Facts to show that money has been saved to your community by the state agricultural department or experiment station.
Why the people of the cities of your state should pay taxes to support the department of agriculture.
Facts to show that your state department of agriculture and your experiment station are really “means of cooperation” in your state and county.
Extent to which the farmers of your locality actually cooperate through the governmental machinery of the department of agriculture.
Consult your parents or farmer friends as to ways in which the work of your state department of agriculture, agricultural college, or experiment station should be extended.
Sentiment among the people of your locality, especially the farmers, as to the usefulness of your department of agriculture, experiment station and agricultural college.
Get information from your county agent, or from your state agricultural college, as to the states having the best organized departments of agriculture, and then get information as to their points of excellence.

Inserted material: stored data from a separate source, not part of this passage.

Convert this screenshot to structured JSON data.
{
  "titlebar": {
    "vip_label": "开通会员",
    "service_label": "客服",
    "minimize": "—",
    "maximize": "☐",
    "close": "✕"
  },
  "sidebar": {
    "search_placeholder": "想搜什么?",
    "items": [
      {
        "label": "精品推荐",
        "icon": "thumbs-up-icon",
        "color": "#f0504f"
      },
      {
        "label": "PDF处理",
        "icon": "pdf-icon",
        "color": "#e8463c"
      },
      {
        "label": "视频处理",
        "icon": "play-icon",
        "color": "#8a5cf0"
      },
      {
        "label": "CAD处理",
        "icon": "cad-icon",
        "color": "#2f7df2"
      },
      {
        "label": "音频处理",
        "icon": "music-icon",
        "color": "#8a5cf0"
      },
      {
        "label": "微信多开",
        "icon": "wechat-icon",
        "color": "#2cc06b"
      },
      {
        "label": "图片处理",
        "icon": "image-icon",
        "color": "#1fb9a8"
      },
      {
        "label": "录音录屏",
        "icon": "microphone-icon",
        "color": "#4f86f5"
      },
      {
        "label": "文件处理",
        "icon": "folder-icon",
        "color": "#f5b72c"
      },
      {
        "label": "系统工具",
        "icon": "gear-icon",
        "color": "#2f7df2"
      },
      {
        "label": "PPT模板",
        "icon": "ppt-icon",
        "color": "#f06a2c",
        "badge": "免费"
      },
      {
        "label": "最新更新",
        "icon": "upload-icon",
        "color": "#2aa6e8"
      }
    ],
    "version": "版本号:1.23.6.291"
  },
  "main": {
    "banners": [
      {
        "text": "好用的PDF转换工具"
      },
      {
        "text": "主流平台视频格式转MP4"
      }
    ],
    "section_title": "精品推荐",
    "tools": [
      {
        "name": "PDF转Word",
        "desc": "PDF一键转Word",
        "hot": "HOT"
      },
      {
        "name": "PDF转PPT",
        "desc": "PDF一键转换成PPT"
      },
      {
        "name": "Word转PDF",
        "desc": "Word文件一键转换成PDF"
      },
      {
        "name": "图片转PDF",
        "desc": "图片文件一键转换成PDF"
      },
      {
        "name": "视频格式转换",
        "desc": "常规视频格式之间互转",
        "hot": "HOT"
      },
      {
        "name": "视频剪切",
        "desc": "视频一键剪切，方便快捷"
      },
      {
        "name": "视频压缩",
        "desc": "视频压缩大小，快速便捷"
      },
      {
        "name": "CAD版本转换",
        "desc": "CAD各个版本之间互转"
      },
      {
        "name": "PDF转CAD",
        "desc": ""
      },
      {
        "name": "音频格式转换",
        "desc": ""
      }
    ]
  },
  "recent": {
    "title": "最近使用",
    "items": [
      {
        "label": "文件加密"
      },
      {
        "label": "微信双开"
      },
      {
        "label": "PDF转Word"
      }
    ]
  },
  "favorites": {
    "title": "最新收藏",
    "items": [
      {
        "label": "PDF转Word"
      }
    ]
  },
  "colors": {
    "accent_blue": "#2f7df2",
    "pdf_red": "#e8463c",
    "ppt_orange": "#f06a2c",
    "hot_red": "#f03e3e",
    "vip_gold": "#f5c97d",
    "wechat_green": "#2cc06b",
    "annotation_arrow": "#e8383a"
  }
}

The advantage of a state fair (A) to the farmer, (B) to the state. The fair as a means of cooperation.
The management of your county fair (if any).
AGRICULTURE A NATIONAL ENTERPRISE
It does one state very little good to fight hog cholera or the boll weevil unless neighboring states do likewise. Inferior service in one state by its department of agriculture is a detriment not only to the farmers of that state, but to those of other states and of the country as a whole. States gradually learn from one another and frequently adopt from one another the best methods that are developed. This is a slow process. The agriculture of our nation must be considered as a great national enterprise, and not as forty-eight separate enterprises. This was made evident during the recent war. Hence the necessity for national control.
EARLY NATIONAL SUPPORT OF AGRICULTURE
Washington and Jefferson, like other founders of our nation, took the keenest interest in agriculture. But in the early years of our history little was done by the national government for its promotion, except by a rather generous policy of disposing of the public lands (see Chapter xiv). In 1820 a committee on agriculture was for the first time created in the House of Representatives, and in 1825 a similar committee in the Senate. In 1839 Congress made its first appropriation for agricultural purposes, $1000, to be spent in gathering information about crops and other agricultural matters. This was a small beginning when compared with the $37,000,000 appropriated by Congress for agricultural purposes in 1918.